The researchers identified anticipated consumption of key materials from the EU Foresight study, Critical raw materials for strategic technologies and sectors in the EU1, and sourced those countries exporting them to the EU from the UN Comtrade database, incorporating production within the EU27 from the US Geological Survey. They considered a range of scenarios, focusing their analysis on a situation with moderate material demand, no recycling (due to current lack of available recycling processes) and a 0% discount rate. They assumed that all materials would continue to be sourced from different countries in the same proportions as they are currently. The researchers then assessed each material for impacts on climate change, water use, land use and abiotic resource depletion (using up finite supplies of materials). They transformed these levels of impact into monetary values to produce final estimates of the total annual cost of environmental damage by 2050.

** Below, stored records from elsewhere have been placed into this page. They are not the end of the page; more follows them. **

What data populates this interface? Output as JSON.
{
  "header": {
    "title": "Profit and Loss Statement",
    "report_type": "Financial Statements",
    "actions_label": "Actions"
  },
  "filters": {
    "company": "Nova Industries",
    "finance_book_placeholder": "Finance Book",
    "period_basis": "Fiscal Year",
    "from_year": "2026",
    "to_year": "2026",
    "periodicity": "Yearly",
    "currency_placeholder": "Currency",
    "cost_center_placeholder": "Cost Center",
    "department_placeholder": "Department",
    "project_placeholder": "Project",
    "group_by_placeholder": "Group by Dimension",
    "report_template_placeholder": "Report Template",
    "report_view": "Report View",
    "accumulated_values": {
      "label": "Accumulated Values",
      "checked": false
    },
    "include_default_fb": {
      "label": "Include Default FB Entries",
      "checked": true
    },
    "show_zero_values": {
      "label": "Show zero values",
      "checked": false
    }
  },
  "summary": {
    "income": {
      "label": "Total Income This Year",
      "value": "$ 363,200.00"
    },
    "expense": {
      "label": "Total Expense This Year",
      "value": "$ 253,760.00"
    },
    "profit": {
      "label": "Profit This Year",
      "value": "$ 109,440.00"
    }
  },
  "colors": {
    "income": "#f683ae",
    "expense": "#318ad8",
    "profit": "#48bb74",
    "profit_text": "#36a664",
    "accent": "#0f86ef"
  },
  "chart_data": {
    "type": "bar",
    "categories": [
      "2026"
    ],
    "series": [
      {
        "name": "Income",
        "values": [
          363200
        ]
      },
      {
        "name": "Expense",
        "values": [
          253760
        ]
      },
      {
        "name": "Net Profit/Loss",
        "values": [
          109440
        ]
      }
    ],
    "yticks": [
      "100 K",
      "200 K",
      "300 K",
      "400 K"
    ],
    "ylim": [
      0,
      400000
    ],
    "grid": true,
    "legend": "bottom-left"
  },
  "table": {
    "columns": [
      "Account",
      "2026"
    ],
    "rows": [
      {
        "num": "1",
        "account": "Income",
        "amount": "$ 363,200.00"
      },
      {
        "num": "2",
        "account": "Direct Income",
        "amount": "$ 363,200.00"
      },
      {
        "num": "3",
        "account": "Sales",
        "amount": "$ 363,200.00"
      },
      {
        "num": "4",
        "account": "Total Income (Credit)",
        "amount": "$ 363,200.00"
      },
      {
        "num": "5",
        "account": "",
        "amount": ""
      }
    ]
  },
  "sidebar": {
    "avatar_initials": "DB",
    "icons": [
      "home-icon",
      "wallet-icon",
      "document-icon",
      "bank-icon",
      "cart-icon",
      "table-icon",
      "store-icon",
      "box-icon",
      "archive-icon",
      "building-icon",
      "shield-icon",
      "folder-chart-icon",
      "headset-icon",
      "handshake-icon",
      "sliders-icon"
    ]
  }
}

The researchers report that the estimated total cost of damage was €38.9 billion. However, they calculate this as only 3.7% of the current annual cost of EU carbon emissions, based on 3.6 billion tonnes of CO2 (tCO2) emitted in 2018 at a price of €290 per tCO22. Nickel accounted for 24.9% of the estimated costs in 2050 (€9.7 billion), they say, with iron accounting for 14% and aluminium for 13.9%.
They report that 45.8% of the damage costs are associated with materials for batteries used for electric mobility purposes, and a further 8.4% linked with batteries for renewable-energy infrastructure. Impacts on climate change accounted for 47.5% of total costs, according to the researchers, and abiotic resource depletion for 45%. They highlight the disparity between imported quantities of each material and its contribution to impact, with nickel making up only 12% of imported mass, and cobalt, for example, making up 2% of mass but contributing 10.94% of total environmental costs.

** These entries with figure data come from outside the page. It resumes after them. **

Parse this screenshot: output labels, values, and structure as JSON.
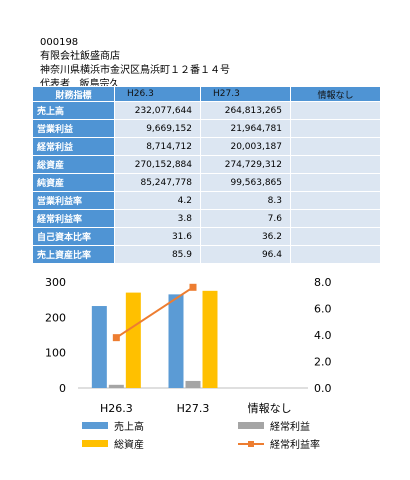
{
  "header": {
    "code": "000198",
    "company": "有限会社飯盛商店",
    "address": "神奈川県横浜市金沢区鳥浜町１２番１４号",
    "rep_label": "代表者",
    "rep_name": "飯島宗久"
  },
  "table": {
    "columns": [
      "財務指標",
      "H26.3",
      "H27.3",
      "情報なし"
    ],
    "rows": [
      {
        "label": "売上高",
        "values": [
          "232,077,644",
          "264,813,265",
          ""
        ]
      },
      {
        "label": "営業利益",
        "values": [
          "9,669,152",
          "21,964,781",
          ""
        ]
      },
      {
        "label": "経常利益",
        "values": [
          "8,714,712",
          "20,003,187",
          ""
        ]
      },
      {
        "label": "総資産",
        "values": [
          "270,152,884",
          "274,729,312",
          ""
        ]
      },
      {
        "label": "純資産",
        "values": [
          "85,247,778",
          "99,563,865",
          ""
        ]
      },
      {
        "label": "営業利益率",
        "values": [
          "4.2",
          "8.3",
          ""
        ]
      },
      {
        "label": "経常利益率",
        "values": [
          "3.8",
          "7.6",
          ""
        ]
      },
      {
        "label": "自己資本比率",
        "values": [
          "31.6",
          "36.2",
          ""
        ]
      },
      {
        "label": "売上資産比率",
        "values": [
          "85.9",
          "96.4",
          ""
        ]
      }
    ]
  },
  "chart_data": {
    "type": "bar",
    "categories": [
      "H26.3",
      "H27.3",
      "情報なし"
    ],
    "series": [
      {
        "name": "売上高",
        "kind": "bar",
        "axis": "left",
        "color": "#5b9bd5",
        "values": [
          232,
          265,
          null
        ]
      },
      {
        "name": "経常利益",
        "kind": "bar",
        "axis": "left",
        "color": "#a5a5a5",
        "values": [
          9,
          20,
          null
        ]
      },
      {
        "name": "総資産",
        "kind": "bar",
        "axis": "left",
        "color": "#ffc000",
        "values": [
          270,
          275,
          null
        ]
      },
      {
        "name": "経常利益率",
        "kind": "line",
        "axis": "right",
        "color": "#ed7d31",
        "values": [
          3.8,
          7.6,
          null
        ]
      }
    ],
    "y_left": {
      "min": 0,
      "max": 300,
      "ticks": [
        "0",
        "100",
        "200",
        "300"
      ]
    },
    "y_right": {
      "min": 0,
      "max": 8,
      "ticks": [
        "0.0",
        "2.0",
        "4.0",
        "6.0",
        "8.0"
      ]
    },
    "legend_position": "bottom",
    "grid": false
  }
}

The largest share of environmental costs is borne by China, say the researchers, at €8.2 billion or 21% of the total. They report that substantial costs are also carried by the USA (€4.5 billion) and India (€3.9 billion). However, they say that, as a proportion of national GDP, the greatest burden falls on Guinea and Gabon with environmental costs exceeding 1% of GDP from bauxite and manganese mining, respectively.
The researchers highlight that as these environmental damage costs only represent 3.7% of costs from EU carbon emissions in 2018, they are likely to be outweighed by the benefits of the transition to a low-carbon economy. They argue that recycling could be a key component in reducing impacts from the production of raw materials and that provisions for public transport and cycling could limit demand for vehicle batteries. The study does not focus on this area, however, as recycling of these materials has not yet begun in earnest – the researchers say that recycling processes for many of the materials and products do not exist in industrial quantities (there are not many electric vehicles entering the demolition phase).

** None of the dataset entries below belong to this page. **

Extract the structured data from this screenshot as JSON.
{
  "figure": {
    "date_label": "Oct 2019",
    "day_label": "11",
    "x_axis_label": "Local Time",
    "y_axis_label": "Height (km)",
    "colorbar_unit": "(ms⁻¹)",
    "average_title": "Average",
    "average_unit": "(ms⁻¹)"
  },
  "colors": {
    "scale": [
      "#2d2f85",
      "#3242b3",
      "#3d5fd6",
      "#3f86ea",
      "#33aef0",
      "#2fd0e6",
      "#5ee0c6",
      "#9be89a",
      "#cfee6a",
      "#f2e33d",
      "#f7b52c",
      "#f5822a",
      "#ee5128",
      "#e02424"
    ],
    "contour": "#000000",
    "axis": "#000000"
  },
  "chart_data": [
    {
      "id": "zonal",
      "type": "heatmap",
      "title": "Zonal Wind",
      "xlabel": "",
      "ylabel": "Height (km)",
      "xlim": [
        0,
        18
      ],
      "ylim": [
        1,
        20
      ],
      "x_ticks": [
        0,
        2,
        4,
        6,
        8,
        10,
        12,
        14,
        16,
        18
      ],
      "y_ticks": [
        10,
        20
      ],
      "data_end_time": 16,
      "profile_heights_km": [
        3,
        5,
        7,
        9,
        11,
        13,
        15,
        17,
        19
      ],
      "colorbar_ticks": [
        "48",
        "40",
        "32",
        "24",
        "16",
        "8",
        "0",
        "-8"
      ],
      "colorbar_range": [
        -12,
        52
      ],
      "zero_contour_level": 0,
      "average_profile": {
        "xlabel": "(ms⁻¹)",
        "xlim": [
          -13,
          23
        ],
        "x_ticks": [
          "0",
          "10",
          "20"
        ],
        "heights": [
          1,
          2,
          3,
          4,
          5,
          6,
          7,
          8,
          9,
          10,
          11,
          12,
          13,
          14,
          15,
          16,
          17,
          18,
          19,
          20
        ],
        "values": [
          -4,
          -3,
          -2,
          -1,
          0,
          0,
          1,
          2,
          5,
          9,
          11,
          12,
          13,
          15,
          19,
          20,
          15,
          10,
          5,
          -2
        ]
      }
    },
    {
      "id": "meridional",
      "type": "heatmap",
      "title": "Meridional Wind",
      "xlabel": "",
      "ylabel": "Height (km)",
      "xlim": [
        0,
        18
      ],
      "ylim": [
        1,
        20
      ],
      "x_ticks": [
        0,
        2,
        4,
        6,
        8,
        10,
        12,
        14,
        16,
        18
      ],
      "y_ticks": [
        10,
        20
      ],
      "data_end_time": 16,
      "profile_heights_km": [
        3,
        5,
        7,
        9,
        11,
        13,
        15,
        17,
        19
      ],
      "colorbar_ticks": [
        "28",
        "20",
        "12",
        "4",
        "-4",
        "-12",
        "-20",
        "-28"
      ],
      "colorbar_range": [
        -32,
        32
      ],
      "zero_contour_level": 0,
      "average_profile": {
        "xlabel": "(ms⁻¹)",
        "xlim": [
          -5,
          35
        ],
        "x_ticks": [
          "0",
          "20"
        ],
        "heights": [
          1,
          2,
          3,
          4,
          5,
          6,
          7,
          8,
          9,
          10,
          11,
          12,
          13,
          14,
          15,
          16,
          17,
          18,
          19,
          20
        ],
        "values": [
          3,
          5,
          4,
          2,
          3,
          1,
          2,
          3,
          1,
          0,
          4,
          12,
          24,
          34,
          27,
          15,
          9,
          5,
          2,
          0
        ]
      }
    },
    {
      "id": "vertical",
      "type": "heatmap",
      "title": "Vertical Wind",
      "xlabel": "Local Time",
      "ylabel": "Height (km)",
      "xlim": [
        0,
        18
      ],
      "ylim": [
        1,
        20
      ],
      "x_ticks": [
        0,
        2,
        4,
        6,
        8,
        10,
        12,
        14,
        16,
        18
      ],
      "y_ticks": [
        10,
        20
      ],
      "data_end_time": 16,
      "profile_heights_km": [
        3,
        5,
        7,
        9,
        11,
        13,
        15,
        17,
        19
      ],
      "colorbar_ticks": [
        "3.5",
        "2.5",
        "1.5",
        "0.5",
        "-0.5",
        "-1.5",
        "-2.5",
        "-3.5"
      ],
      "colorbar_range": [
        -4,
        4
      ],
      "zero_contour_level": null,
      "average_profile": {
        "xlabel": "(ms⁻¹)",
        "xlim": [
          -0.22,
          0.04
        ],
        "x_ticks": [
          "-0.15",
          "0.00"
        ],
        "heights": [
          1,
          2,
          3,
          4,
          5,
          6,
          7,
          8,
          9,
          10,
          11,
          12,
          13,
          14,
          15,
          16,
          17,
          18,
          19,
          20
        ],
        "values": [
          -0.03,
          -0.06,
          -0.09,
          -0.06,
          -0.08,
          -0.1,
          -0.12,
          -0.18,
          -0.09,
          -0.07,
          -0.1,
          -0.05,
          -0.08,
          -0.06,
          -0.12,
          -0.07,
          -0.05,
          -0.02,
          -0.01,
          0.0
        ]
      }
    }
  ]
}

The researchers acknowledge that there are many uncertainties concerning their calculations – such as future location changes in sourcing of materials, changes in technologies that could alter the demand for materials or the impacts of their production, and uncertainties in ascribing prices to impacts (for instance, estimates for the social cost of carbon range from €7.6 to €69 009.50 per tonne of CO2 equivalent). They suggest, however, that their methodology could play an important role in incorporating these considerations into planning activities such as criticality assessments, integrated assessment models and material flow analyses.